The New Synagogue, or ‘Neie Sjoel’, was constructed in 1750/52 on the location of an earlier but much smaller synagogue, dating back to 1730, and three private homes. The design of the New Synagogue has been attributed to G. F. Maybaum and is designed in a sense similar to the Grote Synagoge but is somewhat larger and is adorned with a large dome. The square-shaped layout of the building is divided into three aisles, with vaulted ceilings and four large columns. The galleries are located alongside the side walls of the building, thereby emphasizing the axis of the Torah Ark. The square shape of the building, on the other hand, is accentuated by the light entering from the centrally located dome on top of the hipped roof.

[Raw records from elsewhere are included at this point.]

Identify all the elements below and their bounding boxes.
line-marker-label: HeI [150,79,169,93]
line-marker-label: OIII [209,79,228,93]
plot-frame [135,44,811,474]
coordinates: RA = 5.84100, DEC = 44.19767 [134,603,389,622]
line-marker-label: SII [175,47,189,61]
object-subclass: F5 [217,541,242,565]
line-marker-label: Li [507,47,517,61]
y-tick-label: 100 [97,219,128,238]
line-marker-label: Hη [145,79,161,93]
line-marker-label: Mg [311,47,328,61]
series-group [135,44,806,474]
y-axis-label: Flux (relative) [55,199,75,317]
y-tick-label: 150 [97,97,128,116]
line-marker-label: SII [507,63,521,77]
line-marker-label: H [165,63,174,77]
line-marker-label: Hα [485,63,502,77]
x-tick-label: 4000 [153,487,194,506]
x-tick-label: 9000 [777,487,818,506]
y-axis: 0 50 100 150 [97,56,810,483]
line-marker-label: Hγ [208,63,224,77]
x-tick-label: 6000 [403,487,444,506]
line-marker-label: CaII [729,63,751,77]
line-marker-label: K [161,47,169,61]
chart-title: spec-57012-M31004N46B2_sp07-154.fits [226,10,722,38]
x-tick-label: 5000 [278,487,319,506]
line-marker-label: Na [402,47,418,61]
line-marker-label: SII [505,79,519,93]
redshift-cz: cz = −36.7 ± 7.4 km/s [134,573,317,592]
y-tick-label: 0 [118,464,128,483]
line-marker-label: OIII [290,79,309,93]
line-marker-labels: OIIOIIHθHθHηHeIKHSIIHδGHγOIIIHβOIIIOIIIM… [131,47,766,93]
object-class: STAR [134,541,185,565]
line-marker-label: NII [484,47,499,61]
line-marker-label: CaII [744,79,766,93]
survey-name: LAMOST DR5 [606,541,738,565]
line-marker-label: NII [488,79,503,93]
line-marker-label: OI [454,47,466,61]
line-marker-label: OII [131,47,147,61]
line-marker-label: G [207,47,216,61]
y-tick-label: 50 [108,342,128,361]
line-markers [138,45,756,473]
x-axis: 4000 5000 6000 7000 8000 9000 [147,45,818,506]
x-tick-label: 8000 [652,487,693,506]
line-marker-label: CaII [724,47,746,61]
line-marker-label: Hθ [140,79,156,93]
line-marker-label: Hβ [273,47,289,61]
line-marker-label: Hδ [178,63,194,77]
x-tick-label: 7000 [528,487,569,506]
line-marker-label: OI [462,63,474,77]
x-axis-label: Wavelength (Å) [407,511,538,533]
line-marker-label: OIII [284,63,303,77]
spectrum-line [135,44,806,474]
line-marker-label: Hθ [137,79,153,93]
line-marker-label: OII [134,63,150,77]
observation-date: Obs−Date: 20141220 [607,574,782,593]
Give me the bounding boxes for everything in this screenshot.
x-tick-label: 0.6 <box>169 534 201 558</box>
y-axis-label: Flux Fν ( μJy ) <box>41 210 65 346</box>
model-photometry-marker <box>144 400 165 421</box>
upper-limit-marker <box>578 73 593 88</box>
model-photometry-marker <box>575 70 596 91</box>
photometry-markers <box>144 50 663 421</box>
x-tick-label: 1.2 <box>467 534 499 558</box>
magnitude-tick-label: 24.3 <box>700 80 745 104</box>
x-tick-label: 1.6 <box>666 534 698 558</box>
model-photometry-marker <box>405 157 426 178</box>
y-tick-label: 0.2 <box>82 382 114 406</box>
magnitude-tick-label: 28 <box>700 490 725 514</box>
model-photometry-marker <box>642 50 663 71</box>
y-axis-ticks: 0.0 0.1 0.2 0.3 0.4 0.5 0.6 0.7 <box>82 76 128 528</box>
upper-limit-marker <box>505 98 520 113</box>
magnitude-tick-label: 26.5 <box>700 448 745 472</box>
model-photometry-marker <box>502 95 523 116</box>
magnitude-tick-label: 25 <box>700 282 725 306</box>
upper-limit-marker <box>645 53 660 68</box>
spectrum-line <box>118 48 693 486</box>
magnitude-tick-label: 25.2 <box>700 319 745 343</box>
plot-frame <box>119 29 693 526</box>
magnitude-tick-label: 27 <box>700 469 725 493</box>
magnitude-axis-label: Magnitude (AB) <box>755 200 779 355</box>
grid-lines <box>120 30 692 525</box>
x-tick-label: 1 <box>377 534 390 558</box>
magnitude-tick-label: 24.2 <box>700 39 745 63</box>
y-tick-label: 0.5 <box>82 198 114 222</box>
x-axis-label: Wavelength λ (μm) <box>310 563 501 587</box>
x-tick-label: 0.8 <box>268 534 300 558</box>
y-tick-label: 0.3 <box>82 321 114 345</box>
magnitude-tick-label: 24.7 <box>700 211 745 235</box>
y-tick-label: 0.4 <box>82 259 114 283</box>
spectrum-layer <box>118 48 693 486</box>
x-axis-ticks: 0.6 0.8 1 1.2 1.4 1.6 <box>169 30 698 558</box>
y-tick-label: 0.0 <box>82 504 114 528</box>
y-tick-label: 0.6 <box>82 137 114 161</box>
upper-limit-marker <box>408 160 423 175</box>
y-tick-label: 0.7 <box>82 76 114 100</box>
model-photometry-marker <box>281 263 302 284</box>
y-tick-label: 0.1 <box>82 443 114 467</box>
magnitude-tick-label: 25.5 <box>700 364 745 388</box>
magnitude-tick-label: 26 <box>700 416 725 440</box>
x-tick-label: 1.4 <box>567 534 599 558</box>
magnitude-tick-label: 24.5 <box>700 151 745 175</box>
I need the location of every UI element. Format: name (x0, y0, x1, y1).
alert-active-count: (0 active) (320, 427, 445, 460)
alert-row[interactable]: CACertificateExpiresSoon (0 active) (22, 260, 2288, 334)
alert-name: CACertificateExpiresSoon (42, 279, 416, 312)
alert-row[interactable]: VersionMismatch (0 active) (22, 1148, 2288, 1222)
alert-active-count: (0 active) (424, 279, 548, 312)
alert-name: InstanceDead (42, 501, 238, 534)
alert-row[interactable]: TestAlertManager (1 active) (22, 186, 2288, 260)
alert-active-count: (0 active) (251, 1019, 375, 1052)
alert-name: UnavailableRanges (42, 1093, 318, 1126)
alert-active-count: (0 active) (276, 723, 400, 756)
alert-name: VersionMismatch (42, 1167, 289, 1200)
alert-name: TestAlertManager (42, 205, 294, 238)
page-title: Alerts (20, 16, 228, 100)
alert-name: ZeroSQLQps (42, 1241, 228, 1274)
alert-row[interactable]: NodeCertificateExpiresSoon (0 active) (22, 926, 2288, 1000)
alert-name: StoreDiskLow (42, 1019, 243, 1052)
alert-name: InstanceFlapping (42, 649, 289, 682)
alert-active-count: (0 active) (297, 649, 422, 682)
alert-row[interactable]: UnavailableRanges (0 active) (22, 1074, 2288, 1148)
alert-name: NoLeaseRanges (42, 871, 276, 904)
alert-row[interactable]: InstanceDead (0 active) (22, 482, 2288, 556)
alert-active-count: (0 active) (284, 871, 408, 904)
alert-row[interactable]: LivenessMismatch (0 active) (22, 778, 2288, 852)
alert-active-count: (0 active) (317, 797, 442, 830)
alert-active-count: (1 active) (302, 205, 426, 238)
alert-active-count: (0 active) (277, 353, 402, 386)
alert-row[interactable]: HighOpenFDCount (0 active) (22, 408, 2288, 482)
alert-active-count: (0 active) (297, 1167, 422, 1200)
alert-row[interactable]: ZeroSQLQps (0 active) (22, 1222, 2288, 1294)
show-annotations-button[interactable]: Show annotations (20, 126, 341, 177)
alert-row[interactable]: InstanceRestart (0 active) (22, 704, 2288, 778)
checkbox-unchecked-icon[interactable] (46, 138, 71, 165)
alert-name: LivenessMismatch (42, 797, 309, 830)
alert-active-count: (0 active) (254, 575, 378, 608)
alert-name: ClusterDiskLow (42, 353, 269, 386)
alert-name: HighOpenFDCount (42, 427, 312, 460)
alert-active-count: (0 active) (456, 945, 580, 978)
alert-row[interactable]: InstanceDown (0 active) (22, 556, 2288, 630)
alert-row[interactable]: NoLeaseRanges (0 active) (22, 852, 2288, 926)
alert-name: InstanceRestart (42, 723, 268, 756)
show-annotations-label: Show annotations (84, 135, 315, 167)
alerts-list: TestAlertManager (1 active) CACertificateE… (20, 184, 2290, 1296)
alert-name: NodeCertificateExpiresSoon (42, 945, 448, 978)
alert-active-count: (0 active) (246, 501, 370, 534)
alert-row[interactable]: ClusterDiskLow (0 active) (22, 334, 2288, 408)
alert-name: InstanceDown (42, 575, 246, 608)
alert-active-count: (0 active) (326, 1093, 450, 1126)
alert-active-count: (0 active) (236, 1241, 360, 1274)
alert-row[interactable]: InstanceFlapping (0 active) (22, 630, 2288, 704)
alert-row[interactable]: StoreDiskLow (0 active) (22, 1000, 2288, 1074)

The front façade does not directly correspond with the layout of the building as the main entrance could not be placed in the same axis as the Torah Ark. The entrance itself contains several classical elements such as the cornice and Ionic pillars. The inscription above the entrance refers to Psalm 14:7, Psalm 118:20 and shows the Hebrew date 513 (or, 1753 CE). The façade of the upper floor contains large rounded arch windows while smaller windows are located on the main floor.
The interior was heavily damaged during the Second World War after which the furniture including the bimah, Torah ark, menorahs, chandeliers went missing. The interior has now been transformed to a museum space as part of the Jewish Historical Museum.